Dernière mise à jour : 7 juil. 2019

What are the limits of human learning?

This is a fascinating question, that received for many years a negative answer, based mostly on the idea that it is not possible to alter a hugely complex system, like our brain, without disrupting it.



There are modern fairytales where mermaids, dragons and usual magic take the form of experimental discoveries about the neural system. The story of Susan R.Barry [1] is one of them.


When neuroscientist Sue Barry was fifty years old, she took an unforgettable trip to Manhattan. As she emerged from the dim light of the subway into the sunshine, she saw a view of the city that she had witnessed many times in the past but now saw in an astonishingly new way.

Skyscrapers on street corners appeared to loom out toward her like the bows of giant ships. Tree branches projected upward and outward, enclosing and commanding palpable volumes of space. Leaves created intricate mosaics in 3D. With each glance, she experienced the deliriously novel sense of immersion in a three dimensional world.

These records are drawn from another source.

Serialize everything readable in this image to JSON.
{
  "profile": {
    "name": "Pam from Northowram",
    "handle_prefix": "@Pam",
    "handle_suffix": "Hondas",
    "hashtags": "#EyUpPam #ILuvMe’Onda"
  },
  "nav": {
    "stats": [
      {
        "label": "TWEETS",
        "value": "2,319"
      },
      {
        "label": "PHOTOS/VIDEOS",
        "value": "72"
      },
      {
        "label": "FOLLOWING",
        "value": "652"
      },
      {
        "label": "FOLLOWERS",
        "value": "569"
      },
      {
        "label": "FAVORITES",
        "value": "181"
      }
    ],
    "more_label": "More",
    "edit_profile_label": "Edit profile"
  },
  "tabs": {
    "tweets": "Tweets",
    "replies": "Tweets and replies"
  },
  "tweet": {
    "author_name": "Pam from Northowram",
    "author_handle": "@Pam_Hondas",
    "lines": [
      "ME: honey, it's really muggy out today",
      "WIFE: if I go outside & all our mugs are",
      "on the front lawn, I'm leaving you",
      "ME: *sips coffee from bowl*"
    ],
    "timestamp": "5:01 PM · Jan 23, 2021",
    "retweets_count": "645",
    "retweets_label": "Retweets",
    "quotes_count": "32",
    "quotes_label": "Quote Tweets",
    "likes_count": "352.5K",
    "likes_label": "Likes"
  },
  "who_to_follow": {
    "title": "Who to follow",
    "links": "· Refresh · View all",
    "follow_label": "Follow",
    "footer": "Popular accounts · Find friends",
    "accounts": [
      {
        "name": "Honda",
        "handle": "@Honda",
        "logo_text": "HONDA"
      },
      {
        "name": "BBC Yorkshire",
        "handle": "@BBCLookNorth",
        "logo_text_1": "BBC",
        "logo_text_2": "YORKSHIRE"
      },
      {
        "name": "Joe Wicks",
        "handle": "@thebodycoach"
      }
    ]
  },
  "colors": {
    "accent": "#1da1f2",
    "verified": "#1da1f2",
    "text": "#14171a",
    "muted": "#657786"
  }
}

Barry had been cross-eyed and stereoblind since early infancy. Stereoblindness is the inability to see in 3D, resulting in an inability to perceive stereoscopic depth by combining and comparing images from the two eyes. Individuals with only one functioning eye always have this condition; the condition also results when two eyes do not function together properly.

After half a century of perceiving her surroundings as flat and compressed, on that day she was seeing Manhattan in stereo depth for the first time in her life.


As a neuroscientist, she understood just how extraordinary this transformation was, not only for herself but for the scientific understanding of the human brain.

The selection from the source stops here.